What was common to the presentations made by the three indigenous women panelists was that indigenous women often face disproportionate challenges and constraints, compared to the still persistent gender inequalities that “normally” affect “the other half of heaven”. At the same time, indigenous women are the holders of an immense traditional knowledge, are the “trait d’union” between spiritual and economic activities under the natural environments they live in, and – like all women – are the caretakers of the most vulnerable people in the society – namely the children, the youth and the elderly.
Agnes Leina, from Ll’ laramatak Community Concerns (Africa), described the plight that the Masaai women find themselves in. They have no rights nor own land and livestock neither can buy and sell them. Still, women are those that feed the community. Under the conditions of pressure for the Masaai to change their lifestyles and livelihood development modalities, the rush for getting land to be transformed into wildlife reserves and national parks, and climate change, women are those suffering the most. When men move elsewhere to copy with these challenges, women remain behind, also to look after the children and the elderly. Illiteracy, early marriage and female genital mutilations add to the specific challenges faced by the Masaai women.
I started feeling discouraged by all that, but fortunately Anima Pushpa Toppo, from Jharkhand Jangal Bachao Andolan (Asia), highlighted some strengths of tribal women in India. Women hold an intimate and special relationship with forests, which are at the basis of the spiritual, cultural and economic life of tribal communities. Forests have always been a source of empowerment of tribal women. Anima also noted that women are also the backbone of traditional knowledge, which is then passed on to younger generations and is an invaluable tool for developing adaptation and NRM strategies in response to environmental shocks and other changes.
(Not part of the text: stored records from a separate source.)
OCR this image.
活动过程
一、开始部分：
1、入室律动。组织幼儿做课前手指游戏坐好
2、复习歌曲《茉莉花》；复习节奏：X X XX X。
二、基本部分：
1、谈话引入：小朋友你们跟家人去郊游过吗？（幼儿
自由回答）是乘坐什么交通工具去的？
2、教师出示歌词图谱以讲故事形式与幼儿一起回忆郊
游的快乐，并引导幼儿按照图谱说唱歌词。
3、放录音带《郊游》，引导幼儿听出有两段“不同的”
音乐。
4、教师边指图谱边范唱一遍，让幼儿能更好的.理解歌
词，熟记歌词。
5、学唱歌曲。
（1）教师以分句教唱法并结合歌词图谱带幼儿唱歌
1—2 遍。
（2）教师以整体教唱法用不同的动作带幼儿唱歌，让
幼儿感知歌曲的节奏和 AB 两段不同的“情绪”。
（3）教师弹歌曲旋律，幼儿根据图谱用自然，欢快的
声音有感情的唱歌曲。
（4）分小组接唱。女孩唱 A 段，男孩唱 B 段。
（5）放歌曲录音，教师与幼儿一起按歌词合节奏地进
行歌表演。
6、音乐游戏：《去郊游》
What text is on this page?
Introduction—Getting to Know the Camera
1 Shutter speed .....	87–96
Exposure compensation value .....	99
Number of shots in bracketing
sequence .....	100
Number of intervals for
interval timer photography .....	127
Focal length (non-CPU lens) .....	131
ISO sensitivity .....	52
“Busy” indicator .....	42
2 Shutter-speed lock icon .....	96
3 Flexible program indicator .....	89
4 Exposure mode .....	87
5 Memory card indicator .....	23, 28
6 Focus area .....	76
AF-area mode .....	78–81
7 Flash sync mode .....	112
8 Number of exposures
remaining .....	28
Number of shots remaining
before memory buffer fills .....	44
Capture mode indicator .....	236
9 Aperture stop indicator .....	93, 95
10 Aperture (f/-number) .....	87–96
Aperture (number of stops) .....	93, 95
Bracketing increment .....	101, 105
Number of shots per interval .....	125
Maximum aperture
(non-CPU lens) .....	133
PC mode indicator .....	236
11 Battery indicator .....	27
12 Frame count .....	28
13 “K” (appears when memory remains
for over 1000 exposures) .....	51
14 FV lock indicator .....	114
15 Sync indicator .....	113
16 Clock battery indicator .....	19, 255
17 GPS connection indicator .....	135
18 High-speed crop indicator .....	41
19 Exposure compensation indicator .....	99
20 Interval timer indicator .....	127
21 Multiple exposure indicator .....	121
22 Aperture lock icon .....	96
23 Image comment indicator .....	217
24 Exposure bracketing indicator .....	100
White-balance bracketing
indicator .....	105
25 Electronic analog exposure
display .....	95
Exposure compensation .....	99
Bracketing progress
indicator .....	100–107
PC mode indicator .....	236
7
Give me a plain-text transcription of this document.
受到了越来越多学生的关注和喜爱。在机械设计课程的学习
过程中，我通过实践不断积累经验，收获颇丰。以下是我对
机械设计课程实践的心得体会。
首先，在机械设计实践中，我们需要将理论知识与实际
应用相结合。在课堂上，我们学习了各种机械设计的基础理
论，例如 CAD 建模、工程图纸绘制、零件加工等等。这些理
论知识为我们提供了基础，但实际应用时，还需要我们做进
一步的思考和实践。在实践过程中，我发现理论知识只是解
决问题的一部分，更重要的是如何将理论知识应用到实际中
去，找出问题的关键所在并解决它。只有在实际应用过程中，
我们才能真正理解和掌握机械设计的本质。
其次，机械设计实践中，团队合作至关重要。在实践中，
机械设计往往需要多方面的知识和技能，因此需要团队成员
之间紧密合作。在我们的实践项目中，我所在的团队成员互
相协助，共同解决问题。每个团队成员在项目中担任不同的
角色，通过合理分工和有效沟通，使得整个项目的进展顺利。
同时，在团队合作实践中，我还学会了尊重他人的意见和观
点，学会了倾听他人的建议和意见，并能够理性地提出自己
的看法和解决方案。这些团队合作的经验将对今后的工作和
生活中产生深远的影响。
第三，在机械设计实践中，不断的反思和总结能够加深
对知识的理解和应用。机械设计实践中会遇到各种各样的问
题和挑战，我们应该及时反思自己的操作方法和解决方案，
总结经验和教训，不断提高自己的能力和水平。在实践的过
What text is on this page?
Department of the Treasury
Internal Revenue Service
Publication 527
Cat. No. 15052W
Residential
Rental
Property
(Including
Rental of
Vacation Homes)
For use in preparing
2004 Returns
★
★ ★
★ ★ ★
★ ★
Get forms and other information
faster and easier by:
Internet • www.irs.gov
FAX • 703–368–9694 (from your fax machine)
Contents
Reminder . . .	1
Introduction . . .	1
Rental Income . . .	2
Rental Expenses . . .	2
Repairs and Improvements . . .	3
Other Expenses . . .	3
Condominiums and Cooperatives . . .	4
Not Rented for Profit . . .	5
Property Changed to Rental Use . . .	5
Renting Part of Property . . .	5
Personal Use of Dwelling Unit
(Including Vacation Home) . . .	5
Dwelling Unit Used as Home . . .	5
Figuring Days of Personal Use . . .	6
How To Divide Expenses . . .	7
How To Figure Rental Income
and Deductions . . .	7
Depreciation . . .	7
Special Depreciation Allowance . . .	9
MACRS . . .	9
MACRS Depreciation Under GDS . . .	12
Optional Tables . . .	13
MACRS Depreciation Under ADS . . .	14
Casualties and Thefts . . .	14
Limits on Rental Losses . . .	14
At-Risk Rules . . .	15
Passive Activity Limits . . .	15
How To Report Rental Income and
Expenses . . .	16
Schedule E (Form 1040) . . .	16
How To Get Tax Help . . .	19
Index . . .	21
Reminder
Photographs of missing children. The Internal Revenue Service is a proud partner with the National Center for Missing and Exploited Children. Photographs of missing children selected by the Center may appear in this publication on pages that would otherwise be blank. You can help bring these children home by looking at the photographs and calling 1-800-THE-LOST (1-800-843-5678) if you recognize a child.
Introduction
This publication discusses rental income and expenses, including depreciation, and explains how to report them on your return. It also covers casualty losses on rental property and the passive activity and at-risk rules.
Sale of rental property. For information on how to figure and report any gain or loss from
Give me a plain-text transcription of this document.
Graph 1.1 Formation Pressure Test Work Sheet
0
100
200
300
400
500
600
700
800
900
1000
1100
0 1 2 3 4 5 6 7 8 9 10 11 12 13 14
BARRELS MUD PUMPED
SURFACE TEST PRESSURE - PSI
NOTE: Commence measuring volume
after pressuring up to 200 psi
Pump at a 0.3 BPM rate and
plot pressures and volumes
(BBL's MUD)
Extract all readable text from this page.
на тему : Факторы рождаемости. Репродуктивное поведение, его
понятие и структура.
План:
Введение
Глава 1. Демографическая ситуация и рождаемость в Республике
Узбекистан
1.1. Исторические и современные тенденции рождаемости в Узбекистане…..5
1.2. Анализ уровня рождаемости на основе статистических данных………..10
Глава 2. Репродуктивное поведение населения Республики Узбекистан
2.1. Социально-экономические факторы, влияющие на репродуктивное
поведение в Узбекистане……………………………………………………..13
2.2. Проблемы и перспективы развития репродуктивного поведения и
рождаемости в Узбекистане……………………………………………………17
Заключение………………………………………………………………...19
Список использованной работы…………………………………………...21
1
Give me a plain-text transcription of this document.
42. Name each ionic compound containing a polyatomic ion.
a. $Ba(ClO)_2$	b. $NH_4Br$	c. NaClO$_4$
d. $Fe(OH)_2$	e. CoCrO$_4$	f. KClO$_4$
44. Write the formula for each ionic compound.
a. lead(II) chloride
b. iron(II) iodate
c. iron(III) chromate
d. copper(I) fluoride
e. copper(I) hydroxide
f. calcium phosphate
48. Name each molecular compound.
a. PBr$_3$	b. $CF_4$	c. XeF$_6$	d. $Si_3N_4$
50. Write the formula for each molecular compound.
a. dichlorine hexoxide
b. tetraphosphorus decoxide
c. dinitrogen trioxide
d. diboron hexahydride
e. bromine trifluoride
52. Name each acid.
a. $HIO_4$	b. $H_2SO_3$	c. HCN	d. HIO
As a way forward towards tribal women’s empowerment, local institutions (such as Gram Sabha, women groups, youth groups, cultural groups) should be strengthened and community-based resource management should be promoted, while enhancing women’s participation and rights.
I was proud to hear reference to IFAD’s good practices from IFAD projects in the intervention by Myrna Cunningham, from UNPFII (Latin America and the Caribbean). She referred among others to the valorization of traditional production practices, the focus on women’s organizations, the promotion of inter-generational dialogue, and the development of solidarity networks to facilitate women’s participation. When she talked about the need for gathering information for any intervention so that it is disaggregated by gender and ethnic groups, or when she pointed out that there are huge gender gaps within indigenous communities, I felt this to be an invitation for us at IFAD to do even better in project design.
The key role that indigenous women play in local institutions is the last, but not least, thing I want to highlight here. I think this is another pressing invitation to us to invest in those institutions and capacitate them, while making them more inclusive, through the participation of women, including those from indigenous and ethnic minority groups.